For these reasons, there are some faith groups, you know, who refuse to say the Pledge of Allegiance to the Flag, or any other pledge or oath; not because they do not love America, but because they see any flag as a form of idol. Such devotion and reverence, they believe, should be rendered to God alone and to the demands of God to live morally, ethically, and justly toward all.
Now, don’t misunderstand what I am saying. I am as patriotic as any of you are. I love the American flag, and I recite the Pledge of the Allegiance to the Flag like most of you do. But my responsibility to God, to the demands of God espoused by the 8th century Hebrew prophets and Jesus to do justice, love kindness, and to live in compassion with others will always take precedence over devotion to the flag or any other symbol.
So the point I have been trying to make is not that we should do away with all patriotic symbols. Rather, that we realize how patriotic symbols can be loaded with both meaning and passion, and how they can bring joy and pride to some, while at the same time bring pain and suffering to others. Patriotic symbols have the potential of bringing out the worst in people—bigotry, prejudice, hatred, and violence.

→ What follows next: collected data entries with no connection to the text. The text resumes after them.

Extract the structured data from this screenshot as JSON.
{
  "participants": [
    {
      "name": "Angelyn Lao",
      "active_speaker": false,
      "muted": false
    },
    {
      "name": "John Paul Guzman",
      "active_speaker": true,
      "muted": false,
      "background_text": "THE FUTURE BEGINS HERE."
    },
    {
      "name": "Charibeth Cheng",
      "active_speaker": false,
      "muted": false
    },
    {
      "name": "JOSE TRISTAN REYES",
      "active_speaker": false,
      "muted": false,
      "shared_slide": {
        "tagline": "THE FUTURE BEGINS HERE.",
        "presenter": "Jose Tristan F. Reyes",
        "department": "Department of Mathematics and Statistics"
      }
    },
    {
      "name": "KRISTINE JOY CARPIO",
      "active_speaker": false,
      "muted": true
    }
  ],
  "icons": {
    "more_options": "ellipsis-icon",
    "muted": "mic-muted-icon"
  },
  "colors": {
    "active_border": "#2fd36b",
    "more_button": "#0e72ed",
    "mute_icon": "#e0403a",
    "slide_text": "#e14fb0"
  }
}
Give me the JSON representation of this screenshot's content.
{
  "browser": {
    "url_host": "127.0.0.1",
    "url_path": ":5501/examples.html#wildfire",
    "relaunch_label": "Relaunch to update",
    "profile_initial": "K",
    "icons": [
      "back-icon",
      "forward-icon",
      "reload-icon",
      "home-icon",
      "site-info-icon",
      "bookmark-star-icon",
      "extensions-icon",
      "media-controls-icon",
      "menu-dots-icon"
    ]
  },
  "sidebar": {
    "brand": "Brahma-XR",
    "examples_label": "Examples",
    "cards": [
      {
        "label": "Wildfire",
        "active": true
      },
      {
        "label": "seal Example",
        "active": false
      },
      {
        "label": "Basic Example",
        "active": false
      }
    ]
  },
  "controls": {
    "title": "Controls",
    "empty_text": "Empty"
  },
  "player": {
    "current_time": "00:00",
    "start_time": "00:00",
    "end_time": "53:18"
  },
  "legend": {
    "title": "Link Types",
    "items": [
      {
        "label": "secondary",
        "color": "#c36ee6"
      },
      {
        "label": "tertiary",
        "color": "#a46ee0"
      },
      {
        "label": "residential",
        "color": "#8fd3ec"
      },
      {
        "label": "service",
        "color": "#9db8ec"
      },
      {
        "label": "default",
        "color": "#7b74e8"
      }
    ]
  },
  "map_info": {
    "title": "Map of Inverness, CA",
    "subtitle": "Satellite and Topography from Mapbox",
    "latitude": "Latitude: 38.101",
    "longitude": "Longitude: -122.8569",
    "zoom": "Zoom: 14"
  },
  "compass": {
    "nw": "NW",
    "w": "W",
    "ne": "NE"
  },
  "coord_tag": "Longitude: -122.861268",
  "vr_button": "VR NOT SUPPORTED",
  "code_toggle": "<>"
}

But patriotic symbols also have the potential of bringing out the best in people—love, service, selflessness, and sacrifice. Patriotic symbols honored aright bring out the best in humanity.
But we should never let any symbol become as a god to us, or cause us to cling to or get fighting mad over that symbol to the exclusion of the positive principles and motivations the symbol was meant to convey. In other words, human compassion, justice, morality, and ethical dealings with others should always take precedence over any object or type of symbol, patriotic or otherwise.
“Do not make for yourselves idols,” the ancient Hebrew lawgiver rightly warned. Worship of God, human compassion, guarding the dignity of everyone, justice in all our dealings, and ethical treatment of all concerned—these things should always take precedence over any symbol or emotional attachment we might have to them. And when that is the case, we see true patriotism in action. Amen.